ESPN has a story under the headline, NFL Draft - League wants April but GMs want it moved. From the story:
General managers are concerned that, in this current environment, with offseason activities and some teams' facilities closed, there won't be enough time for player physicals, gathering psychological testing, getting further verified information about the players and some teams having to conduct the draft from home.
Green Alert Take: Dartmouth and other FCS players would be huge beneficiaries of a delay.
A Saturday Blitz story under the headline An irreverent look back at the 1870 college football season includes this tidbit that's kind of funny:
While Princeton, Rutgers, and Columbia were the only three teams to play intercollegiate competition in 1870, other institutions of higher learning were beginning to embrace the game as a worthwhile pursuit. At Dartmouth, for instance, the faculty voted not only to allow students to begin playing the game again but also opted to furnish those students with the ball necessary to take the field.

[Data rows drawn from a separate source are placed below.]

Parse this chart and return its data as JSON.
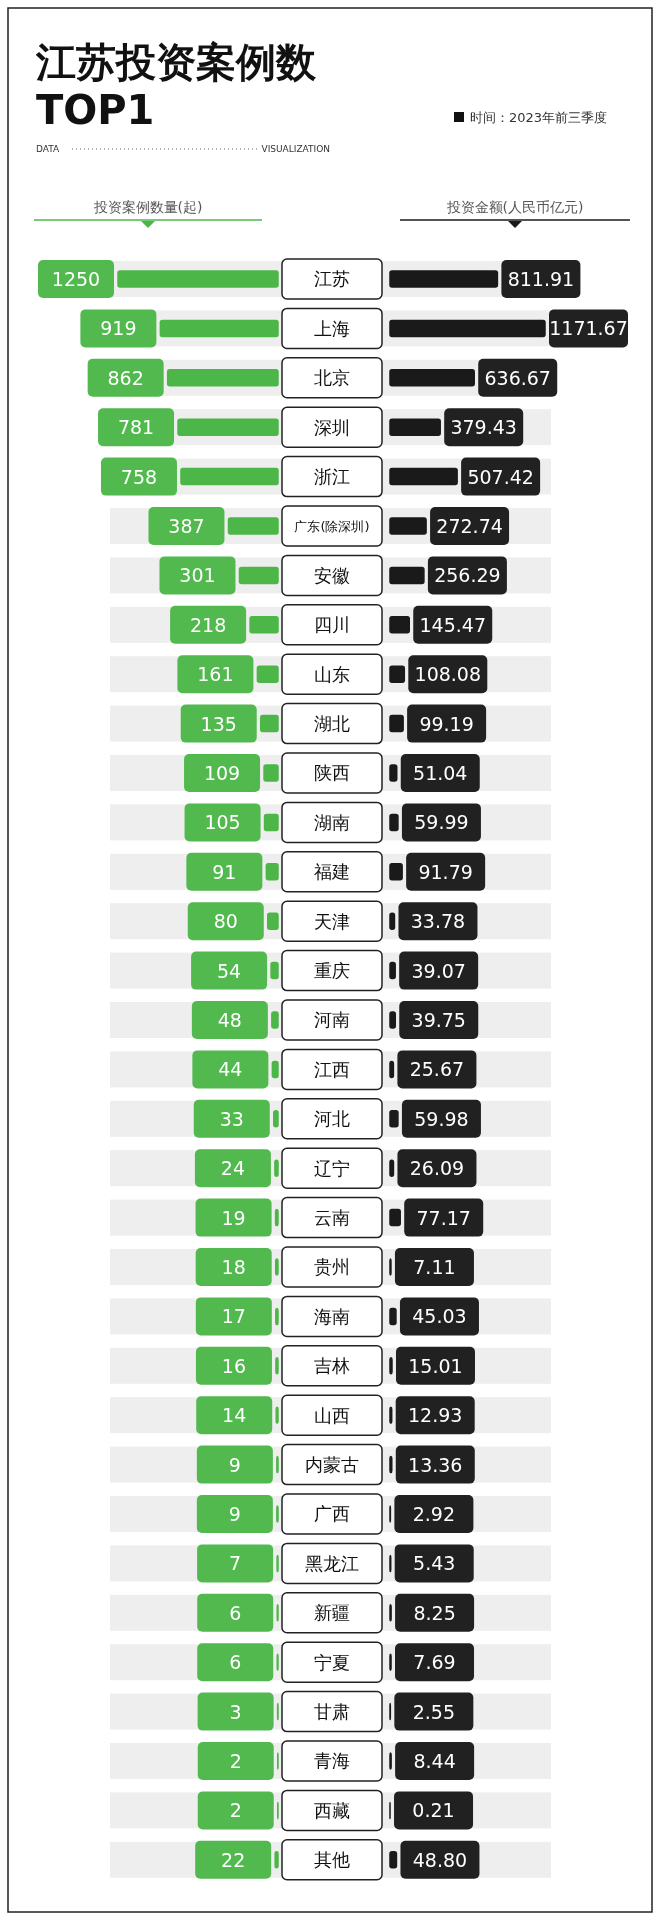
{
  "chart_data": [
    {
      "type": "bar",
      "orientation": "horizontal",
      "title": "江苏投资案例数TOP1",
      "annotations": [
        "DATA",
        "VISUALIZATION",
        "时间：2023年前三季度"
      ],
      "xlabel": "投资案例数量(起)",
      "color": "#4cb748",
      "data_labels": true,
      "categories": [
        "江苏",
        "上海",
        "北京",
        "深圳",
        "浙江",
        "广东(除深圳)",
        "安徽",
        "四川",
        "山东",
        "湖北",
        "陕西",
        "湖南",
        "福建",
        "天津",
        "重庆",
        "河南",
        "江西",
        "河北",
        "辽宁",
        "云南",
        "贵州",
        "海南",
        "吉林",
        "山西",
        "内蒙古",
        "广西",
        "黑龙江",
        "新疆",
        "宁夏",
        "甘肃",
        "青海",
        "西藏",
        "其他"
      ],
      "values": [
        1250,
        919,
        862,
        781,
        758,
        387,
        301,
        218,
        161,
        135,
        109,
        105,
        91,
        80,
        54,
        48,
        44,
        33,
        24,
        19,
        18,
        17,
        16,
        14,
        9,
        9,
        7,
        6,
        6,
        3,
        2,
        2,
        22
      ]
    },
    {
      "type": "bar",
      "orientation": "horizontal",
      "xlabel": "投资金额(人民币亿元)",
      "color": "#1a1a1a",
      "categories": [
        null,
        null,
        null,
        null,
        null,
        null,
        null,
        null,
        null,
        null,
        null,
        null,
        null,
        null,
        null,
        null,
        null,
        null,
        null,
        null,
        null,
        null,
        null,
        null,
        null,
        null,
        null,
        null,
        null,
        null,
        null,
        null,
        null
      ],
      "values": [
        811.91,
        1171.67,
        636.67,
        379.43,
        507.42,
        272.74,
        256.29,
        145.47,
        108.08,
        99.19,
        51.04,
        59.99,
        91.79,
        33.78,
        39.07,
        39.75,
        25.67,
        59.98,
        26.09,
        77.17,
        7.11,
        45.03,
        15.01,
        12.93,
        13.36,
        2.92,
        5.43,
        8.25,
        7.69,
        2.55,
        8.44,
        0.21,
        48.8
      ],
      "value_labels": [
        "811.91",
        "1171.67",
        "636.67",
        "379.43",
        "507.42",
        "272.74",
        "256.29",
        "145.47",
        "108.08",
        "99.19",
        "51.04",
        "59.99",
        "91.79",
        "33.78",
        "39.07",
        "39.75",
        "25.67",
        "59.98",
        "26.09",
        "77.17",
        "7.11",
        "45.03",
        "15.01",
        "12.93",
        "13.36",
        "2.92",
        "5.43",
        "8.25",
        "7.69",
        "2.55",
        "8.44",
        "0.21",
        "48.80"
      ]
    }
  ]
}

Green Alert Take: Wow. They got 'em a ball!
Liberty University is opening up this week and bringing 5,000 students back to its Virginia petri dish campus. From Liberty president Jerry Falwell Jr. (LINK):
“I think we have a responsibility to our students — who paid to be here, who want to be here, who love it here — to give them the ability to be with their friends, to continue their studies, enjoy the room and board they’ve already paid for and to not interrupt their college life.”
Green Alert Take: Out of curiosity I checked the Liberty football schedule to see who they were playing on Sept. 19, the day of Dartmouth's opener. It's Western Kentucky. If New Haven hadn't come through the Big Green might have been able to play Liberty's opponent on that day because one of two things might well happen before then. The Liberty team might be in quarantine or their opponents might refuse to play them. I know I would on principle. End rant.

Sports Illustrated has a story by Dartmouth alum Alex Pappas '12 and a lengthy video with her from Greece, where she was/is training for the nation's Olympic marathon trials. (LINK)
From a Dartmouth-Hitchcock Medical Center release:
Dartmouth-Hitchcock Health develops COVID-19 testing to be used for hospitalized patients and health care workers
The number of tests that can be performed daily could be up to 1,000, but because of the ongoing shortages of test collection supplies and personal protective equipment (PPE), DHMC is limited to testing only hospitalized patients within the Dartmouth-Hitchcock Health system and healthcare workers, including first responders, who have direct contact with patients. Once fully operational over the next week to ten days, the turnaround time from test to results should provide results to patients within 24 hours or less.
EXTRA POINT
Abnormal is the new normal. Up is down and down is up.

Waking early and unable to fall back asleep yesterday while my mind raced, I found myself thinking how everything is changed. Maybe it was a personal therapy but I spent some time yesterday afternoon pulling together this graphic. Feel free to share it if you think it might help.